Berikut beberapa alasan kenapa Flores tidak mudah diromantisasi seperti Jogjakarta dan Bandung.

Lokasi dan jarak tempuh yang sulit

Flores memiliki topografi yang “sedikit” berat untuk dijelajahi. Hampir di setiap daerah yang ada di Pulau Flores memiliki paling tidak satu tempat wisata yang menyajikan pemandangan dan spot foto yang cantik nan Instagrammable dan Facebookable bagi para wisatawan yang berkunjung.

Akan tetapi untuk sampai ke tempat tersebut dibutuhkan waktu dan tenaga extra. Salah satu contohnya adalah Desa Wisata Wae Rebo yang ada di Manggarai yang mungkin sudah tidak asing lagi bagi para traveler. Untuk sampai ke Desa Waerebo, para pengunjungnya harus tracking dan memakan waktu sekitar 60 menitan dengan medan yang sulit karena mendaki dan licin tanahnya karena lembab.
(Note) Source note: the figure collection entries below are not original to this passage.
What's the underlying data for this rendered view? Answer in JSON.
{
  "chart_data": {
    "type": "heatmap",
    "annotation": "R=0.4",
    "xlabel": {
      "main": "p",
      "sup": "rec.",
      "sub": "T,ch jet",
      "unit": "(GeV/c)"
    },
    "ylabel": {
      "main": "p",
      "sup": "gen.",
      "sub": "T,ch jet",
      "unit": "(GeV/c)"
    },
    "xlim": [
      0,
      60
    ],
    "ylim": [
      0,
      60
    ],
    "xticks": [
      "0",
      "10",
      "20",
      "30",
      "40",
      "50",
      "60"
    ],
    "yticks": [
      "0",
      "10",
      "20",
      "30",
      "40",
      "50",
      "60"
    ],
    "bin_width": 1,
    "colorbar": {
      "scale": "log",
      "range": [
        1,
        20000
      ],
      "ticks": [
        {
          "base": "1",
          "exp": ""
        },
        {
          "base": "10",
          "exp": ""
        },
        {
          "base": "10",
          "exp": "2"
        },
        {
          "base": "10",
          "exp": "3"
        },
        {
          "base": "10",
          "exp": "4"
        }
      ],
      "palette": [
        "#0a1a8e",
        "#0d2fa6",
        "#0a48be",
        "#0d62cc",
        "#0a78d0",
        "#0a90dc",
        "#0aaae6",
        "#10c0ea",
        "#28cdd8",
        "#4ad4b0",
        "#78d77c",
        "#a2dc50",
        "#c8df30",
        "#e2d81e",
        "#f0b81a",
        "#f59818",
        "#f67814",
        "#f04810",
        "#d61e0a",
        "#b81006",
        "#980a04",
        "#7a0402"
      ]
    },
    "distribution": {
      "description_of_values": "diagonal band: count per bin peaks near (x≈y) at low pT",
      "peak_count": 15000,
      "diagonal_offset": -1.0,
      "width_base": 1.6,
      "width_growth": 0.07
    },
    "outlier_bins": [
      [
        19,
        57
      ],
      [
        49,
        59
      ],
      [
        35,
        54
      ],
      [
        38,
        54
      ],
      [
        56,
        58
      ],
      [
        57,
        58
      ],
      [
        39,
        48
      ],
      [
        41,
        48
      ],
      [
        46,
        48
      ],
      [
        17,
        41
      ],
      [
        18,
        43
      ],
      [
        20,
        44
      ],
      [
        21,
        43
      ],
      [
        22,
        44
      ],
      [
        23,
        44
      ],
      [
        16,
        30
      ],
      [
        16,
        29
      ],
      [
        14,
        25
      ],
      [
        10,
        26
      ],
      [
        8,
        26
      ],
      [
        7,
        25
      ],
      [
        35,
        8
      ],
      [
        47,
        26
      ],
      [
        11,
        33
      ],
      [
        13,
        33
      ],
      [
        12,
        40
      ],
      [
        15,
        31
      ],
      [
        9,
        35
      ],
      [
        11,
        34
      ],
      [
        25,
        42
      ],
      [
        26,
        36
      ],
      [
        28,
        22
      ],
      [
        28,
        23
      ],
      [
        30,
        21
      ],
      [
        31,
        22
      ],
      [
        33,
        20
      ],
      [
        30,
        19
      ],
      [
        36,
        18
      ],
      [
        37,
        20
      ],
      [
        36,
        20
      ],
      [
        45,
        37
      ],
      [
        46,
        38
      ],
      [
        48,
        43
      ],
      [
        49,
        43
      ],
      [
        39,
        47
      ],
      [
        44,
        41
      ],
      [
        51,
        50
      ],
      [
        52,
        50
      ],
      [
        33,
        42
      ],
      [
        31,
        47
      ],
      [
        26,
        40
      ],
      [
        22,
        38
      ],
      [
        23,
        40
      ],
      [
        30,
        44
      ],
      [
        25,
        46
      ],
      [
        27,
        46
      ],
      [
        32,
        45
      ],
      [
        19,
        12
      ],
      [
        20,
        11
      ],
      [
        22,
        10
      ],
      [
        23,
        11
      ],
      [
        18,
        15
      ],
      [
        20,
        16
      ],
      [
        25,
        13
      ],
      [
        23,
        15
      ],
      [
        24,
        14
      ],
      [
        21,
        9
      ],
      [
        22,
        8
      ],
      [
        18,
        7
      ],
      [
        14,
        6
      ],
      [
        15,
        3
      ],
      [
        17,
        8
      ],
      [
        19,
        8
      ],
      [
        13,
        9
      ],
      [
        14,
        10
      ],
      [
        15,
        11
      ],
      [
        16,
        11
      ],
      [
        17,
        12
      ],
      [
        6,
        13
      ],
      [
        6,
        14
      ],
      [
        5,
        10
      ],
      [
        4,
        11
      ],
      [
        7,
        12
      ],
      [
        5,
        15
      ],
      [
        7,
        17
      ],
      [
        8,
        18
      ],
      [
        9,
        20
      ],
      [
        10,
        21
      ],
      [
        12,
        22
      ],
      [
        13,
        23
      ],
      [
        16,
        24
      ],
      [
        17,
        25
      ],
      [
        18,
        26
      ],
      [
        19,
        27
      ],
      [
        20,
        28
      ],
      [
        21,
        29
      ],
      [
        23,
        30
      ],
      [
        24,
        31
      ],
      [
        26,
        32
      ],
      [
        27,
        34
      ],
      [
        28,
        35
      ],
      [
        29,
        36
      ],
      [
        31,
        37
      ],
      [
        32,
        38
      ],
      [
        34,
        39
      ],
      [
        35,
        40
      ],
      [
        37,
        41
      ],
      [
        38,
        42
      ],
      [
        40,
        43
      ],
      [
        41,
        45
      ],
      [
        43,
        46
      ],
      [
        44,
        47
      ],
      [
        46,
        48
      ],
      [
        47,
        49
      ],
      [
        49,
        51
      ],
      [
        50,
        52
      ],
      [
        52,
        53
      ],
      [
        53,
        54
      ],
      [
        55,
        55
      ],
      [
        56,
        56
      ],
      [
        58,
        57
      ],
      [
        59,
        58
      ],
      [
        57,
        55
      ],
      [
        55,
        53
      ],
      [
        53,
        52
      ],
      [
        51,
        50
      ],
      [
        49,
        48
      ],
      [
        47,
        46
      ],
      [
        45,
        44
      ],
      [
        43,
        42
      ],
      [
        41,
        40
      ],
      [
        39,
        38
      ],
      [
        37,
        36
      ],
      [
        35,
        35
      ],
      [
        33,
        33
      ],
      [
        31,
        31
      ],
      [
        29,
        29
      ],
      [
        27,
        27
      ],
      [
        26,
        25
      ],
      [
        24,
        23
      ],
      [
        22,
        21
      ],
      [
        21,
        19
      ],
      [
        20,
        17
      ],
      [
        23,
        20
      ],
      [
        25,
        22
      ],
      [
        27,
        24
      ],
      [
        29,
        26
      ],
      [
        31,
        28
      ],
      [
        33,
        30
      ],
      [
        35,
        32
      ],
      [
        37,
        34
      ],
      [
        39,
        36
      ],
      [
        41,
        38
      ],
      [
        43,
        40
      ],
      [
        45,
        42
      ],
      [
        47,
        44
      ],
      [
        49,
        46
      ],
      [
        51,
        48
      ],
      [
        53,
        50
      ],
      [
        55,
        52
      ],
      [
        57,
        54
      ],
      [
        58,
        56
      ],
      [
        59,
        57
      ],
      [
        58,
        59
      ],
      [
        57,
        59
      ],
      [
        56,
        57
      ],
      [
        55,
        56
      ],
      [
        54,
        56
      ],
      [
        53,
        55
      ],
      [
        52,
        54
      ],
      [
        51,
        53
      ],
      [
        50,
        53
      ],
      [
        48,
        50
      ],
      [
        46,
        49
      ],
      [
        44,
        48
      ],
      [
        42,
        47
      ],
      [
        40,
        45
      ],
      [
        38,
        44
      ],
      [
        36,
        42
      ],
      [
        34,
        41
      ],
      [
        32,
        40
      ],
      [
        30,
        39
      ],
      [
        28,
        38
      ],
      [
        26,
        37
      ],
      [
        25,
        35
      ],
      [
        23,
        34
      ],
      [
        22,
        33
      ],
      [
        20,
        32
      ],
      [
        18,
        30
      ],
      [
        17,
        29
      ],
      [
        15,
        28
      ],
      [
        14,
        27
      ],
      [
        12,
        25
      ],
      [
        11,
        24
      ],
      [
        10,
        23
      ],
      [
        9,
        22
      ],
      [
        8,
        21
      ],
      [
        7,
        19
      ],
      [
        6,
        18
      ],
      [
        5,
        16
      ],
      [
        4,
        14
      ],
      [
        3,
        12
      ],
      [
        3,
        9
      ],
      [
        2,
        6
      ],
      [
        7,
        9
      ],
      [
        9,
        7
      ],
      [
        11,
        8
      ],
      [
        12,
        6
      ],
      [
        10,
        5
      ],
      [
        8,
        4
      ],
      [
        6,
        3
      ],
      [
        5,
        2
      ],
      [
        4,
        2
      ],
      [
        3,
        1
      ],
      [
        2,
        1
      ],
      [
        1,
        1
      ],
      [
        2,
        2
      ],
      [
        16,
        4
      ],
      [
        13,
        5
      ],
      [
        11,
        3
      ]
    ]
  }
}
Coba bayangkan, kamu dan pasanganmu menuju ke lokasi wisata dengan melewati jarak dan medan yang begitu rumit dan menghabiskan banyak tenaga sehingga membuat kamu ngos-ngosan. Apakah kamu masih sempat untuk ayang-ayangan sama pasangan kamu? Kalau saya sih mendingan istirahat biar pegal-pegalnya hilang lalu menikmati pemandangannya. Daripada meromantisasi situasinya dengan puisi dan lagu dalam kondisi capek suluruh badan.

Tidak banyak seniman

Seniman menjadi garda terdepan perihal romantisasi suatu tempat atau suatu momen tertentu. Hal inilah yang mungkin menjadi salah satu alasan kenapa Bandung dan Jogjakarta bisa diromatisasi. Pidi Baiq dan Fiersa Besari yang meromantisasi Bandung melalui puisi dan lagu serta Pakde Nasirun yang meromantisasi Jogjakarta melalui lukisannya.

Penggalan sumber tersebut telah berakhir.